I'm a fan of Don DeLillo because I like White Noise and Libra and because he has his own thing he works hard at -- a vision. Also, he's just plain talented, and a person has to respect that. But I couldn't read Underworld because of the excerpt he published in Harper's, a story he called "Pafko at the Wall." It was about baseball, which was bad enough, but it was also incredibly self-conscious. Forget it! JRL told me Underworld was great but I didn't have the stomach for it.

It's weird, though: when I was reading the New Yorker story I kept thinking, Hm, people are going to think this is pretty hot stuff. Yep, that bit there, pretty amazing! But at the same time, the material was so tired. It could be that I just read Ken Kalfus's book, which is about a very similar subject (man is in one of the Towers, survives, and it changes his personal relationships) or it could just be in the air.
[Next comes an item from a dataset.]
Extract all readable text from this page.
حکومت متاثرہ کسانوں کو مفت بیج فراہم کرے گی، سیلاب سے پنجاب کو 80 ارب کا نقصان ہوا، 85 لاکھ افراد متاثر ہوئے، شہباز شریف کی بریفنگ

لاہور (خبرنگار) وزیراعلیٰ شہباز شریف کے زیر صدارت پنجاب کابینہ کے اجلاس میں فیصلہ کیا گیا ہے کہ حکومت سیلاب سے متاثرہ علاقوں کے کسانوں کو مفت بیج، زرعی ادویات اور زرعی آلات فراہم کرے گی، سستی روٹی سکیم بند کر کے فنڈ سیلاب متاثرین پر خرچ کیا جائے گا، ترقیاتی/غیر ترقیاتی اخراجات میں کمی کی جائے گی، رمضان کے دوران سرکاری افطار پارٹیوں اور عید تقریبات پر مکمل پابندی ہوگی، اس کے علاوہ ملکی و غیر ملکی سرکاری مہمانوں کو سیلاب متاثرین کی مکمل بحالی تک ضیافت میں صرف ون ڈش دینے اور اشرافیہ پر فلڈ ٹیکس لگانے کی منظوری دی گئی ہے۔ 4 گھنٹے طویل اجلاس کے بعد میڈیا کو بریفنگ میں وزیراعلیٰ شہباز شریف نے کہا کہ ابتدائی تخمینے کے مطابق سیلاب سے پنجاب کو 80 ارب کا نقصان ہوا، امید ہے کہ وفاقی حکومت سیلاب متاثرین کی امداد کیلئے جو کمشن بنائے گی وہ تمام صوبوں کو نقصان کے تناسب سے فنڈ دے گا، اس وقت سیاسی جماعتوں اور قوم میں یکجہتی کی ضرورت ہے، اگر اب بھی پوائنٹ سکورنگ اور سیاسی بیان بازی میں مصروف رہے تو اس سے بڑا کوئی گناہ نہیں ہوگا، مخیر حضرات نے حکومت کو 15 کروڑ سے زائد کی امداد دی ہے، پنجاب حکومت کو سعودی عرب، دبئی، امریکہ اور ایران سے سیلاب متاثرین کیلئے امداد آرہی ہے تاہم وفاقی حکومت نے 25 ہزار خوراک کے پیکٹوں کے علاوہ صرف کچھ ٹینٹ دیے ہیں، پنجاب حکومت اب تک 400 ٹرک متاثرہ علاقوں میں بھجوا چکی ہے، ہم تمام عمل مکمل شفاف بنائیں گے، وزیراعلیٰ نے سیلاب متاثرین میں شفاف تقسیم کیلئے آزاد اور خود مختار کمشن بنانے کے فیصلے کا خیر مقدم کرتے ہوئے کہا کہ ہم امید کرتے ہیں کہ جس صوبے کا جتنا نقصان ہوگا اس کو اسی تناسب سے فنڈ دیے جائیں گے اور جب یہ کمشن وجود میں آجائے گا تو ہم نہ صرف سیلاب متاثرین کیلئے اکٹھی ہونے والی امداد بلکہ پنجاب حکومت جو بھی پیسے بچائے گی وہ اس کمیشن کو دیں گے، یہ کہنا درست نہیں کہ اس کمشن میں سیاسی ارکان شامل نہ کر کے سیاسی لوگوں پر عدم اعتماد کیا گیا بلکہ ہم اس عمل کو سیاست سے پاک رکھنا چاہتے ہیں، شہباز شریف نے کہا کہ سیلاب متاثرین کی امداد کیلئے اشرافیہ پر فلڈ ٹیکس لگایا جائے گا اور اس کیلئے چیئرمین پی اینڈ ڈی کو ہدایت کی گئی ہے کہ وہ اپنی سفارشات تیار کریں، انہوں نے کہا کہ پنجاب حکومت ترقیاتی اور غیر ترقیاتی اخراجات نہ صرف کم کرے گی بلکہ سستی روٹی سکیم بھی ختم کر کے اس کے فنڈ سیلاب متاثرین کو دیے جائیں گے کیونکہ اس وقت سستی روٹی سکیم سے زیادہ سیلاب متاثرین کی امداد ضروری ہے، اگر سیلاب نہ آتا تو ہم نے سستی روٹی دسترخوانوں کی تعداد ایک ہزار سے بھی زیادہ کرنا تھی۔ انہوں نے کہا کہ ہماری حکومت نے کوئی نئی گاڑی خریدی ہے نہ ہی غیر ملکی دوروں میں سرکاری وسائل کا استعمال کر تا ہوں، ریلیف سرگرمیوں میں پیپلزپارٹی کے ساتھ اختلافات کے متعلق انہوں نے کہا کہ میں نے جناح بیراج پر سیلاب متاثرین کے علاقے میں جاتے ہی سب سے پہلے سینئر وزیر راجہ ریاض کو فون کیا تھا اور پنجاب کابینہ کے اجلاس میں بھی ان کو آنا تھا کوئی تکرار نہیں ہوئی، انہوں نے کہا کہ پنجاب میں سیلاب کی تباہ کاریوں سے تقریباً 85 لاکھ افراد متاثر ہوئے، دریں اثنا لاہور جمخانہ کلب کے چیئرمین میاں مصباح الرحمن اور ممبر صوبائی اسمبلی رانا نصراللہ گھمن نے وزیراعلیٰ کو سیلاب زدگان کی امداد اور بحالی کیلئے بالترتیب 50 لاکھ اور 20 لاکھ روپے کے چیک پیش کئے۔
Or... it could be that DeLillo's style and his reputation overwhelms his subject. I found myself thinking that I couldn't even tell if the story was good or not, because I have all this backlog of feeling about DeLillo, and about 9-11, and about New Yorker stories.

I hated the excerpt because of the telegraphic dialog, which is meant to sound like real people talking but actually sounds like fake affected literary people, and because of the easy real-life drama. And -- and here I'm crawling very carefully out on a limb -- because it feels like DeLillo has appointed himself Voice of the Nation. I'm sure he didn't mean this, but reading that story I felt like I was being told how to interpret that day in 2001, and somehow that feels wrong.

I haven't talked to anyone else who's read it yet so I'm curious what people think about it.